At one point, Rep. Bill Johnson (R-Ohio) went so far as to hold -- in all seriousness -- a moment of silence for the "63 million American voters" who backed the president in 2016. Johnson added that Democrats were trying to "disenfranchise" these Trump supporters.
At this point, we could talk about the fact that Trump actually came in second in the popular vote. We could talk about the fact that in the most recent federal elections -- last year's midterms -- Democratic voters outnumbered Republican voters, 61 million to 51 million, and those Americans' support for presidential accountability matter, too. We could even try to explain what words like "disenfranchise" and "nullification" actually mean.
But for now, let's put those relevant details aside and consider an analogy.
Imagine a large business whose executive is retiring, prompting a long and difficult search for a replacement. The company has a large team that's responsible for choosing a new executive, and one person eventually gets the job after a series of interviews, meetings, and discussions. (Most of the hiring committee chose someone else, but for complicated reasons, the second-place finisher ends up getting hired.)
In time, the executive gets to work, and the company's profits look good, but there's evidence of trouble. The executive appears to be engaging in rather brazen corruption; he puts his personal interests above the business' interests; he shamelessly abuses the powers of his office without apology; he seems a little too eager to please a rival company; and he's caught lying and covering up his antics.
Some on the company's board of directors, after pushing off concerns for months, decide it's time to get rid of the corrupt executive.
"Whoa, hold on a second," the executive's allies say. "We hired this guy. You're saying we should fire him, just because you believe you've uncovered widespread evidence of wrongdoing?"
"Well, yes," the executive's detractors reply. "That's what happens when people in positions of authority are caught breaking the rules."
"This is outrageous," the executive's supporters insist. "You must hate the members of the hiring committee."
Obviously, no sensible person would ever make such an argument, but that's effectively what many House Republicans spent yesterday arguing.
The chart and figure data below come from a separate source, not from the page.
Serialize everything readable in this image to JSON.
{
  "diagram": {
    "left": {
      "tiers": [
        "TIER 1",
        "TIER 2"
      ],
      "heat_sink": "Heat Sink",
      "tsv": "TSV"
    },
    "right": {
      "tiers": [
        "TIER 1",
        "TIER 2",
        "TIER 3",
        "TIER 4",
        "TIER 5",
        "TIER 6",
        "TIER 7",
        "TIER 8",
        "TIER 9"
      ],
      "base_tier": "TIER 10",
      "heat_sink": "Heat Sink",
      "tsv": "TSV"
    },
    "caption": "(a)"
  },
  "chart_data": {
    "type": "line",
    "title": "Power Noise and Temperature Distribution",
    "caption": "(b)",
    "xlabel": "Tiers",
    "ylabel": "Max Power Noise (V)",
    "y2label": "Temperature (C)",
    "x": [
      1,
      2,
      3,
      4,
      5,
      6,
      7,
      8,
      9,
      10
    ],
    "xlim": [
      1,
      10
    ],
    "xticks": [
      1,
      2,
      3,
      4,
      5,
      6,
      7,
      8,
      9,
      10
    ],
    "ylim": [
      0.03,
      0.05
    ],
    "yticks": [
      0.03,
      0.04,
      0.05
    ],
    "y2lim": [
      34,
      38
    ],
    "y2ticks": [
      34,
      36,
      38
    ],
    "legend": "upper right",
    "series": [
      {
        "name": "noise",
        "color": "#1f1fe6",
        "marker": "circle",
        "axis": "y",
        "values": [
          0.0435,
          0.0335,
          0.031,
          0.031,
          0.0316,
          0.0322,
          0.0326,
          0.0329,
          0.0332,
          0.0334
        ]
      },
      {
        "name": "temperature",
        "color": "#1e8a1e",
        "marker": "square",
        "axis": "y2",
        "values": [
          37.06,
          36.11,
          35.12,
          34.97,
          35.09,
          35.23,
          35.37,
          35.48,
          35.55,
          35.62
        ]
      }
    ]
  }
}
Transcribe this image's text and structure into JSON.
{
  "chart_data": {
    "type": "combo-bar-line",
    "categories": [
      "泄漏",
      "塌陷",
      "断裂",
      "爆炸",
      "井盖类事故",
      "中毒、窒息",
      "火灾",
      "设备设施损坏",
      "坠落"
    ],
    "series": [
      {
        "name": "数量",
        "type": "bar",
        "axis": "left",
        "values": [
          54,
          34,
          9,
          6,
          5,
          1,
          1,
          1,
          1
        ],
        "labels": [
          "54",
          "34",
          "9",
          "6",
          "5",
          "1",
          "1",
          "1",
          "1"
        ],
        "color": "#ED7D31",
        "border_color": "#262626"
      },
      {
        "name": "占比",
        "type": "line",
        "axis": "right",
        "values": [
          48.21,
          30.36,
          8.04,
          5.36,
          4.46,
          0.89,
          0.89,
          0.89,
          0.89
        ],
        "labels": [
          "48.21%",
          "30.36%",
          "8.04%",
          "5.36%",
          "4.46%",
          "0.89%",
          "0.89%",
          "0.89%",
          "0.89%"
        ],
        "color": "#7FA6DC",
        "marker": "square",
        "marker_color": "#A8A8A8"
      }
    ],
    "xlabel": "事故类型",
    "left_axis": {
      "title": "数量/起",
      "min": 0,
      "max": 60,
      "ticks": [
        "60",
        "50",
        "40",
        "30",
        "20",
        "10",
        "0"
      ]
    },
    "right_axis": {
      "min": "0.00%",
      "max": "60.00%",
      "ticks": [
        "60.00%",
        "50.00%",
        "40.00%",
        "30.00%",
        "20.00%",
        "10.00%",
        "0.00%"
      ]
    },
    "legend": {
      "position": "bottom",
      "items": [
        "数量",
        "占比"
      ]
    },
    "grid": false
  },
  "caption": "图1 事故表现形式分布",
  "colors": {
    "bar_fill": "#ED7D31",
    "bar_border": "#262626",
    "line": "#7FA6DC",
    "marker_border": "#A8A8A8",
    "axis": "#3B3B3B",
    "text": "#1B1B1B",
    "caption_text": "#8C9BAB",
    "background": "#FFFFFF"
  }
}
Democrats should focus less on Trump's abuses and more on the wishes of the voters who elected the president -- though they didn't know at the time what Trump would do once in office.
And therein lies the rub: by the GOP's reasoning, no democratically elected president could ever be impeached because the process itself would be a slap in the face to those who elected him or her.
Except that's plainly absurd. Americans elect someone to do a job, and if that person engages in serious corruption while on the job -- trying to extort a vulnerable foreign ally, for example, in order to cheat in an election -- then it stands to reason that person would be removed from his or her position. It's why the impeachment power exists.
I don't understand what it is Republicans don't understand.